El facendeiro escrituró a su gusto la tierra antes de acercarse a preguntar, y así millones de hectáreas de selvas húmedas dejaron su lugar al progresismo ajeno, a la exclusión del poblador auténtico y al exterminio de su incipiente cultura selvática.  

Repentinamente los seringueiros, devenidos en furibundos defensores de su joven patria, apelaron a toda forma de resistencia. Chico Mendes habría de establecer claramente que es mucho más rentable la selva en su estado original que cualquier otra forma de explotación agropecuaria.

Textualmente declara que -“cada metro de selva húmeda está perfectamente en condiciones de pagar su precio inmobiliario con el excedente en frutos de un solo año”.

Pero el objetivo no era apreciar lo sustentable que era la vida de ellos, tanto como intentar hacer sustentable el nuevo esquema de supervivencia de occidente.
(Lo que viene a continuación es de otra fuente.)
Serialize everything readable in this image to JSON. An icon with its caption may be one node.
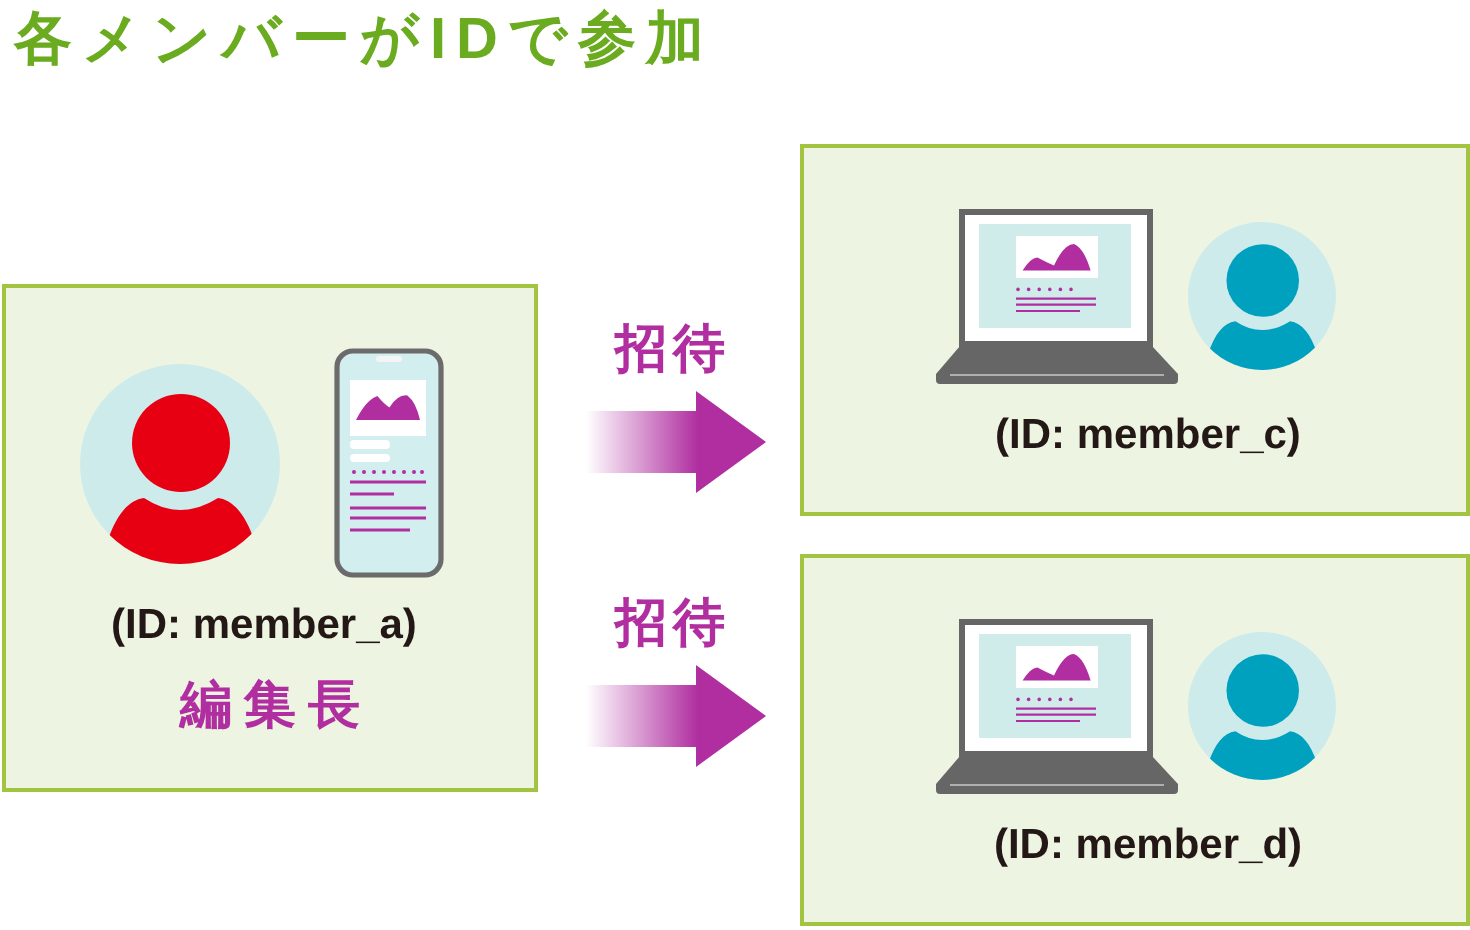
{
  "diagram": {
    "title": "各メンバーがIDで参加",
    "nodes": [
      {
        "text": [
          "(ID: member_a)",
          "編集長"
        ]
      },
      {
        "text": [
          "(ID: member_c)"
        ]
      },
      {
        "text": [
          "(ID: member_d)"
        ]
      }
    ],
    "edges": [
      {
        "from": 0,
        "to": 1,
        "arrow": "to",
        "label": "招待"
      },
      {
        "from": 0,
        "to": 2,
        "arrow": "to",
        "label": "招待"
      }
    ]
  }
}
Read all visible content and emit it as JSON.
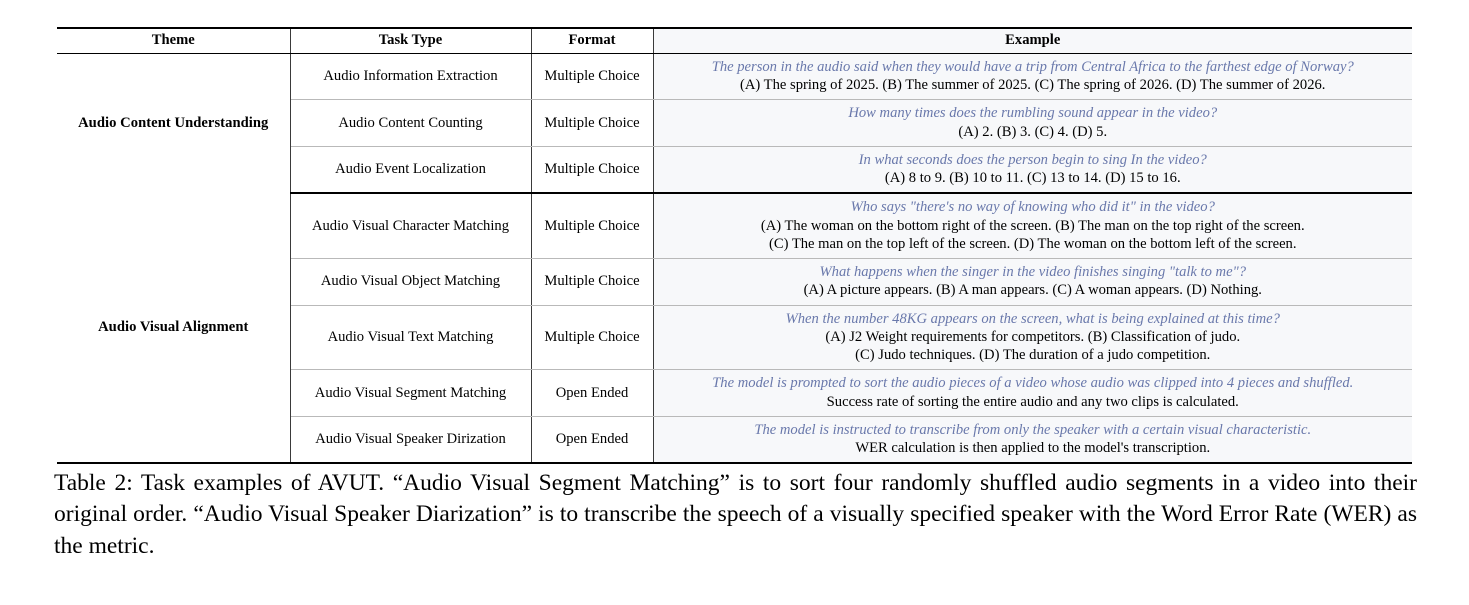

Así, obedientemente se consolidaron los monocultivos y la hacienda exótica, objetivos prioritarios los desarrollistas brasileros.

Mientras cotidianamente se perdían para siempre centenares de tesoros naturales, se suman al debate algunos científicos residentes, quienes alertan a sus organizaciones sobre una amazonía en llamas.

El humo llega a ser de tal magnitud como para interrumpir la navegación aérea y los focos tantos y de tal extensión que desde los satélites se obtienen fotografías que alertan al mundo entero.

Sin embargo la alerta llega tarde, el 22 de diciembre de 1988, Chico cae asesinado y su gente atemorizada, posterga sin fecha los sueños de aquel naciente sindicato de trabajadores rurales de Xapurí – Acre.  

El postulado que sentenciara a aquel gremialista a la muerte, continuó silenciosamente vigente consagrando valor económico a todo el medio ambiente comprendido.

La retención del carbono, la devolución de aire puro, la infinita generación de agua potable, sumadas a todas las formas en que la vida se manifiesta libre y diversamente silvestre, tienden además a encarecerse conforme se van haciendo cada vez más escasas, acrecentando así la efectividad del postulado.  

Un inexorable proceso cuya transparente elocuencia compromete a toda forma de conciencia intelectual a una adhesión inobjetable. Un hito cultural tan memorable como elemental, establece el más irrefutable argumento a favor del derecho a la diversidad cultural, tan irrestricta y original como cada medio geográfico lo permita.

Sencillamente, el principio del fin del eurocentrismo en la región quedaba enunciado, tanto como la posibilidad de desmalezar el mismísimo sendero hacia una nueva utopía sudamericana.